Defendant pleaded guilty to first degree criminal contempt and received a negotiated sentence of six months in jail and five years probation. Upon his release from jail, he allegedly immediately violated the terms of his probation by using cocaine and attempting to contact the mother of his child in contravention of a protective order. At the ensuing hearing, his probation officer testified that defendant had acknowledged that he used cocaine the day he was released from jail and thereafter. Defendant testified and admitted to using cocaine. Based upon such admissions, County Court found that defendant had violated the conditions of his probation. The court revoked his probation and sentenced him to a prison term of l1/3 to 4 years. His subsequent CPL 440.10 motion to vacate the judgment of conviction was denied without a hearing. Defendant appeals from the judgment revoking his probation and imposing a sentence and, by permission, from the order denying his CPL article 440 motion.

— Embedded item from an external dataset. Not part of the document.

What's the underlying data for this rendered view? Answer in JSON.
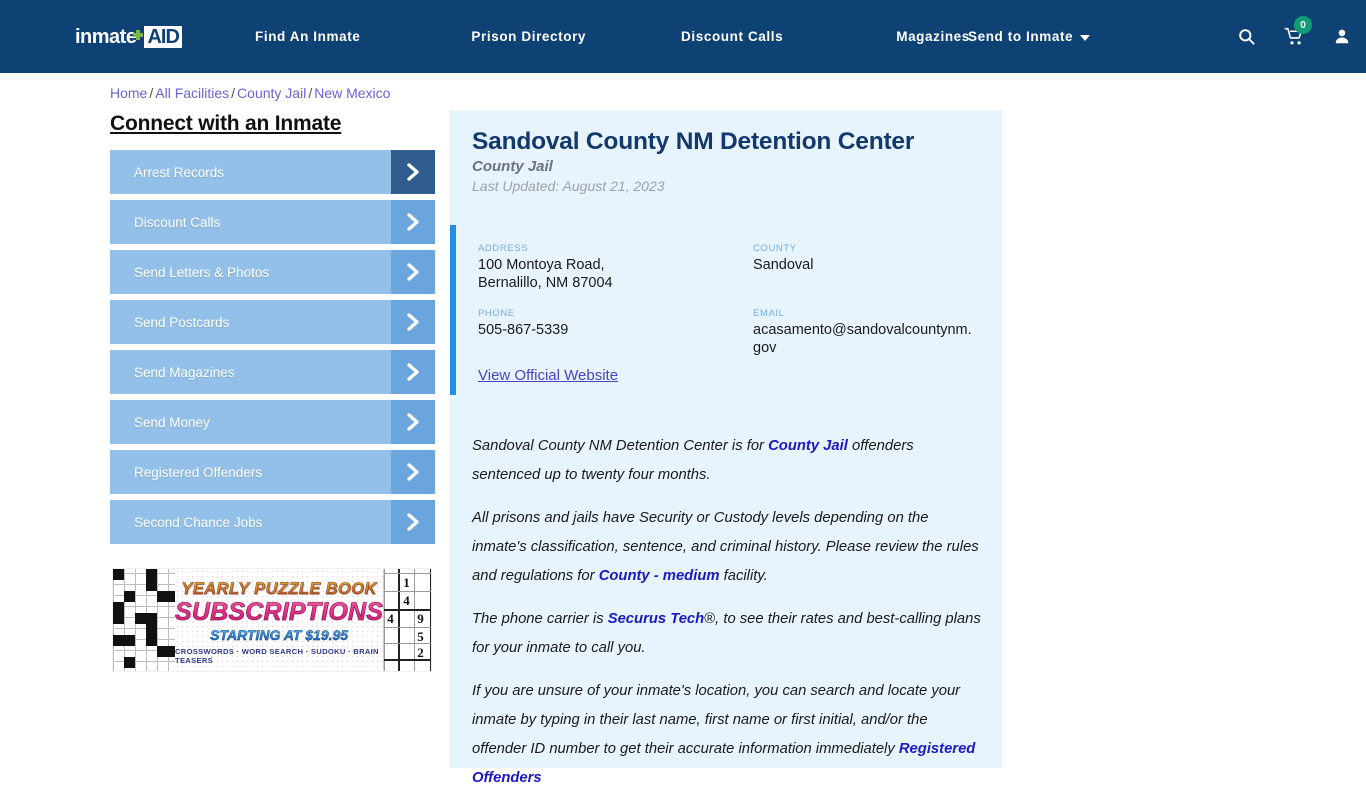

“A violation of probation proceeding is summary in nature and a sentence of probation may be revoked if the defendant *1028has been afforded an opportunity to be heard and the court determines by a preponderance of the evidence that a condition of the probation has been violated” (People v Jangrow, 34 AD3d 991, 991-992 [2006] [citation omitted]; see People v Recor, 209 AD2d 831, 831 [1994], affd 87 NY2d 933 [1996]; People v Morton, 142 AD2d 763, 764 [1988]). Defendant’s assertion that only hearsay evidence was used at the hearing is belied by the fact that he acknowledged during his testimony that he used cocaine while in jail and after his release (see People v Provost, 35 AD3d 899, 900 [2006]). It is not necessary to address the issue that defendant urges regarding whether he violated the order of protection by contacting the mother of his child since County Court made no finding regarding the protective order and did not refer to it when deciding to revoke defendant’s probation. His admission to using cocaine undermines his argument that he was prejudiced by County Court’s refusal to permit him additional leeway in cross-examining his probation officer about the drug tests he took.
In light of defendant’s record, we find no abuse of discretion or extraordinary circumstances warranting a reduction of his sentence (see People v Cooper, 18 AD3d 893, 894 [2005]; People v Smoke, 15 AD3d 729, 730 [2005]). We also find no error in the denial of his CPL 440.10 motion since his assertions in such motion repeated previously considered and denied arguments, reiterated issues raised on direct appeal, and were speculative and contradicted by proof in the record (see generally People v Glanda, 18 AD3d 956, 960-961 [2005], lv denied 6 NY3d 754 [2005]; People v Varno, 297 AD2d 873, 874 [2002], lv denied 99 NY2d 565 [2002]; People v Turcotte, 252 AD2d 818, 820-821 [1998], lv denied 92 NY2d 1054 [1999]). The remaining arguments have been considered and found unpersuasive.
Mercure, J.E, Spain, Carpinello and Rose, JJ., concur. Ordered that the judgment and order are affirmed.